Published:December 08, 2008DOI:https://doi.org/10.1016/j.biopsych.2008.10.019

      Background

      Although the ability to adaptively reflect on negative autobiographical experiences without ruminating is critical to mental health, to our knowledge no research has directly examined the neural systems underlying this process.

      Methods

      Sixteen participants were scanned using functional magnetic resonance imaging (fMRI) as they focused on negative autobiographical memories using cognitive strategies designed to facilitate (feel strategy) versus undermine (analyze and accept strategies) rumination.

      Results

      Two key findings were obtained. First, consistent with prior emotion regulation research using image-based stimuli, left prefrontal activity was observed during the implementation of all three strategies.
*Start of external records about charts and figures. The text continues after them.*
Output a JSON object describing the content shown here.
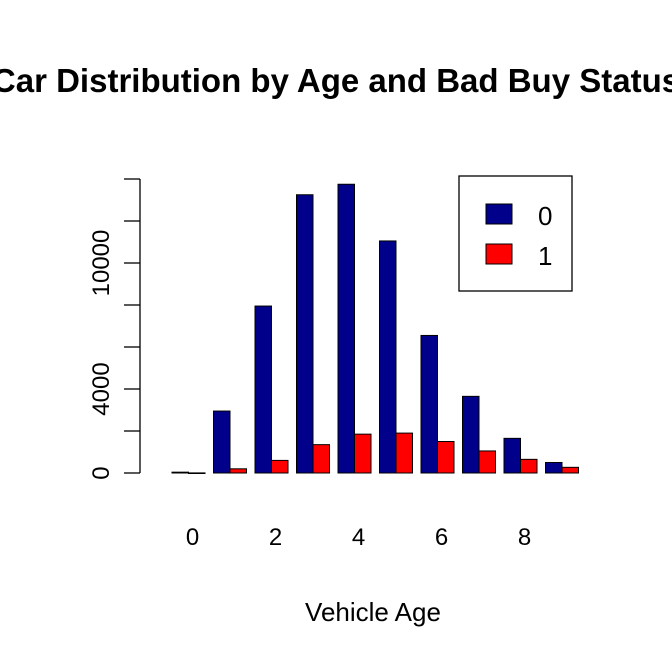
{
  "chart_data": {
    "type": "bar",
    "title": "Car Distribution by Age and Bad Buy Status",
    "xlabel": "Vehicle Age",
    "ylabel": "",
    "categories": [
      "0",
      "1",
      "2",
      "3",
      "4",
      "5",
      "6",
      "7",
      "8",
      "9"
    ],
    "x_tick_labels": [
      "0",
      "2",
      "4",
      "6",
      "8"
    ],
    "y_tick_labels": [
      "0",
      "4000",
      "10000"
    ],
    "ylim": [
      0,
      14000
    ],
    "legend_position": "top-right",
    "grid": false,
    "series": [
      {
        "name": "0",
        "color": "#00008B",
        "values": [
          40,
          2950,
          7950,
          13250,
          13750,
          11050,
          6550,
          3650,
          1650,
          500
        ]
      },
      {
        "name": "1",
        "color": "#FF0000",
        "values": [
          5,
          200,
          600,
          1350,
          1850,
          1900,
          1500,
          1050,
          650,
          270
        ]
      }
    ]
  }
}
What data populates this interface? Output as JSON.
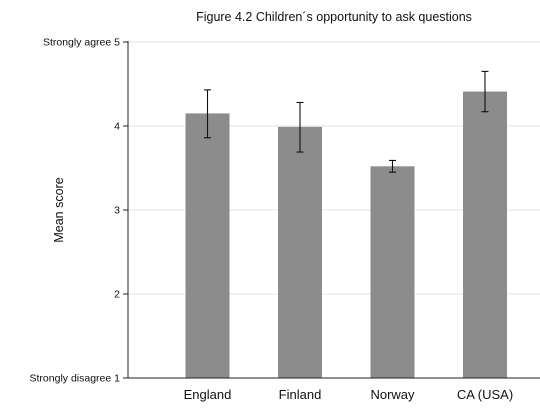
{
  "chart_data": {
    "type": "bar",
    "title": "Figure 4.2 Children´s opportunity to ask questions",
    "ylabel": "Mean score",
    "xlabel": "",
    "categories": [
      "England",
      "Finland",
      "Norway",
      "CA (USA)"
    ],
    "values": [
      4.15,
      3.99,
      3.52,
      4.41
    ],
    "error_low": [
      3.86,
      3.69,
      3.45,
      4.17
    ],
    "error_high": [
      4.43,
      4.28,
      3.59,
      4.65
    ],
    "ylim": [
      1,
      5
    ],
    "yticks": [
      {
        "value": 5,
        "label": "Strongly agree 5"
      },
      {
        "value": 4,
        "label": "4"
      },
      {
        "value": 3,
        "label": "3"
      },
      {
        "value": 2,
        "label": "2"
      },
      {
        "value": 1,
        "label": "Strongly disagree 1"
      }
    ],
    "grid": true,
    "bar_color": "#8c8c8c"
  }
}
Second, activity in a network of regions involved in self-referential processing and emotion, including subgenual anterior cingulate cortex and medial prefrontal cortex, was highest in response to the feel strategy and lowest for the accept strategy. This pattern of activation mirrored participants' self-reports of negative affect when engaging in each strategy.

      Conclusions

      These findings shed light on the brain regions that distinguish adaptive versus maladaptive forms of reflecting on negative autobiographical memories and offer a novel, ecologically valid route to exploring the neural bases of emotion regulation using fMRI.